While we correlated an increase in hematopoietic colonies with Stem-Kine induced upregulation of peripheral blood CD34 and CD133 cells, given that these markers are also found on EPC [25], we evaluated the possibility that circulating EPC numbers were also increased. We observed maximal increases (almost doubling) of CD34+ KDR+ cells in PBMC occurring at day 7 of supplementation, whereas peak CFU-E activity occurred at day 2. The reason for this discrepancy is not known, but potentially may be related to existence of various subsets of cells with EPC potential residing outside of the CD34+ KDR+ fraction. Further studies are required to elucidate functional importance of the variable kinetics of mobilization, as well as possible differences on long-term versus short-term circulating EPC.

The mechanism of Stem-Kine mediated mobilization remains unknown. One possibility is that a temporary disruption of the SDF-1a/CXCR4 axis is occurring, in a similar manner to mobilization induced by G-CSF or cyclophosphamide [68]. Not mutually exclusive is the possibility that Stem-Kine is activating bone marrow resident macrophages, elaborating cytokines associated with mobilization [69]. We are favoring this possibility based on agents that induce mobilization in the relative potency range associated with Stem-Kine. For example, specific molecular weight ranges of hyaluronic acid have been demonstrated to induce mild mobilization [70, 71], an effect that is associated with bone marrow macrophage production of IL-1 and IL-6 [72]. Peptidoglycan components which are found in Stem-Kine are known to activate macrophages and stimulate production of IL-6 [73].
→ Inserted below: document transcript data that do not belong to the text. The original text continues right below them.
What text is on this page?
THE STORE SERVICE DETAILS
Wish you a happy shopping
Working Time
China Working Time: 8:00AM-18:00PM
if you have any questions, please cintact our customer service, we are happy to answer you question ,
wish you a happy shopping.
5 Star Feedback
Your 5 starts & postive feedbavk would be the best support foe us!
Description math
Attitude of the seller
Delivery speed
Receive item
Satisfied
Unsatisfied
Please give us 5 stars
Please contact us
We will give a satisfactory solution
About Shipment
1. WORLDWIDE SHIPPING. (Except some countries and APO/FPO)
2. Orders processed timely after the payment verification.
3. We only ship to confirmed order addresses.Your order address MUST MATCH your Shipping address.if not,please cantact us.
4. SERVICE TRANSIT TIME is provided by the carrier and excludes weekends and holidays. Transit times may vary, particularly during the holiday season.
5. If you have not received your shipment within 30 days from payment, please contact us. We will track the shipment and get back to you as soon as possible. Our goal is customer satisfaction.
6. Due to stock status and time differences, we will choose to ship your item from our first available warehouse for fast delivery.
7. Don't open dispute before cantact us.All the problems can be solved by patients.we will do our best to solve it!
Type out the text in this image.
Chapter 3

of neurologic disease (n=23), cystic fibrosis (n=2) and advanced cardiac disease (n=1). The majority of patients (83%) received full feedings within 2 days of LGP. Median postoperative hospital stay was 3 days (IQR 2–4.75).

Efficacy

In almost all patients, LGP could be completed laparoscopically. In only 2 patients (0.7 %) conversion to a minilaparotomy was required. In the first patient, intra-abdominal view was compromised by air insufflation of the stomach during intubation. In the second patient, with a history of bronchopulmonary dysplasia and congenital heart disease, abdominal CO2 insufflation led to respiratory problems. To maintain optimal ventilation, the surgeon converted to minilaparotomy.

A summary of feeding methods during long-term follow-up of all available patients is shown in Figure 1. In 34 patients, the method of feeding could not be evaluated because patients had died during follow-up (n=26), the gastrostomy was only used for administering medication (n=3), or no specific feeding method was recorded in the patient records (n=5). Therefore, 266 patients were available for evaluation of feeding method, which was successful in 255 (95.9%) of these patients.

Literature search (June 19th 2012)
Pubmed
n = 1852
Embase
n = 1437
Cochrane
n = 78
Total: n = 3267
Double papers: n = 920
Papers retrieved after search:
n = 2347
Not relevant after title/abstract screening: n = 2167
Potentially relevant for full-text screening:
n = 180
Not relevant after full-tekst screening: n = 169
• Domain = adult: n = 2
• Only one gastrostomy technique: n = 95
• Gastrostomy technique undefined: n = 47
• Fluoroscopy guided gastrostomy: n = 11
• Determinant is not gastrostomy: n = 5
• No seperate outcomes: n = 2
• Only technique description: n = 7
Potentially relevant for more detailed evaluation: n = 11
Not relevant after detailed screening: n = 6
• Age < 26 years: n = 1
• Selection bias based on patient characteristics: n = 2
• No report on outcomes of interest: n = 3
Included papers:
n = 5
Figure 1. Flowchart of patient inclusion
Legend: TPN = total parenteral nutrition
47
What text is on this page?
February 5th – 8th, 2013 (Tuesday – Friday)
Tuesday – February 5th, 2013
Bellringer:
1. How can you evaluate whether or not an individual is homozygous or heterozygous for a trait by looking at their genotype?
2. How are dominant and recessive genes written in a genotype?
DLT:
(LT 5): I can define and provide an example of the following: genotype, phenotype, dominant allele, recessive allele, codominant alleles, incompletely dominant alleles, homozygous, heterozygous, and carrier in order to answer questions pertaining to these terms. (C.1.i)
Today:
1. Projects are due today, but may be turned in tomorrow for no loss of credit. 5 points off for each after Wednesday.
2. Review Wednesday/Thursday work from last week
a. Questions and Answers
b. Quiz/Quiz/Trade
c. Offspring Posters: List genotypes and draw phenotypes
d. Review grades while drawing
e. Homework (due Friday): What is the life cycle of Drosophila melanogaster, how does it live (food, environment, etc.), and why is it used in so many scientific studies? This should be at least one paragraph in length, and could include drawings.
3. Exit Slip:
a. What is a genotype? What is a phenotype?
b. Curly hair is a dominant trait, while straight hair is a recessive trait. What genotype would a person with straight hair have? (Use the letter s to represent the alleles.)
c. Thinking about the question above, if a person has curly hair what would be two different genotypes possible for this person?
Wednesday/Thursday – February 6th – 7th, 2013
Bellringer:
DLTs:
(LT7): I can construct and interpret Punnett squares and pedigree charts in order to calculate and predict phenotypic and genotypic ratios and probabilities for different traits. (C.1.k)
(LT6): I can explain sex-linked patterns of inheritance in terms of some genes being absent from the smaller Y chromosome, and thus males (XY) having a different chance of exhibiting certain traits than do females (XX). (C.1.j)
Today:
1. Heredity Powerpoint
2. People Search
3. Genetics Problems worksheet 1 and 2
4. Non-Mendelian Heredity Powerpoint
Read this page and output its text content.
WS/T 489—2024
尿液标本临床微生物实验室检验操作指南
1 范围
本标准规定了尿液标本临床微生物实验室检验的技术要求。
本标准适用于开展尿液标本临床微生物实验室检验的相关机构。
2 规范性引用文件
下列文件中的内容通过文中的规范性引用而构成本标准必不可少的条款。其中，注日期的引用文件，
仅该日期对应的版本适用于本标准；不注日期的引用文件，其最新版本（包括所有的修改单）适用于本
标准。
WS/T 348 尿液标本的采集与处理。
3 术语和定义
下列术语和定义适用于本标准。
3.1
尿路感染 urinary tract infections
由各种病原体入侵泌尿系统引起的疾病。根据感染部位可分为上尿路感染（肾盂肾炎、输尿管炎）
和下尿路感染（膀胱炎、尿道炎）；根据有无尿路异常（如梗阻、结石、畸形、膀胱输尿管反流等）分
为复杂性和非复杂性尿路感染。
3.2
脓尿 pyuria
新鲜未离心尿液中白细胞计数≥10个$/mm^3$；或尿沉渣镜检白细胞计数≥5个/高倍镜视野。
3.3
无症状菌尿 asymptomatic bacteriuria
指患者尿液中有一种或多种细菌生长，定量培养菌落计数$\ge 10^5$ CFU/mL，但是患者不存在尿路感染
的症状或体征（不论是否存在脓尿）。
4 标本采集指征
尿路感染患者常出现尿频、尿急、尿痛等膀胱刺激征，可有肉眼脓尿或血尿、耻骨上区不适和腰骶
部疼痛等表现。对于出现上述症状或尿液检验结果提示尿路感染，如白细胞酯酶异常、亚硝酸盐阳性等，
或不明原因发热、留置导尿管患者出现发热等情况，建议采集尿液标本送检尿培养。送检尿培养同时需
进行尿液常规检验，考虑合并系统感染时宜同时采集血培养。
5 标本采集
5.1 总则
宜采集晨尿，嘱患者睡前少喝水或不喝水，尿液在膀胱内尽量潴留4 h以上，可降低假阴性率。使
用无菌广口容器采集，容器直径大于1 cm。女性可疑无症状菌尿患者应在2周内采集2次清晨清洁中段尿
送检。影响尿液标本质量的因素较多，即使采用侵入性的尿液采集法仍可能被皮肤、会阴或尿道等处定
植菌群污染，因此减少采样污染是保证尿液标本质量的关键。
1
To our knowledge, this is the first study demonstrating profound mobilization effect with possible clinical significance by a food supplement-based approach. The nutritional supplement StemEnhance, is an extract of the cyanobacteria Aphanizomenon flos-aquae [74]. Jensen et al which demonstrated a 25% increase in circulating CD34+ cells, which peaked at 60 minutes-post administration and subsided at 120 minutes [75]. Another nutraceutical product, Nutra-Stem, is composed of a combination of blueberries, green tea extract, carnosine, and vitamin D3. In vitro activity on proliferation of human bone marrow cells was assessed, in which a 60% enhancement of growth was reported [76]. Bone marrow cells from mice supplemented with Nutra-Stem were protected from in vitro exposure to hydrogen peroxide at up to approximately 40% [77]. These data suggest the possibility of nutritional modulation of stem cell compartments, but do not provide results on mobilization. Further research is required to assess physiological effects in humans.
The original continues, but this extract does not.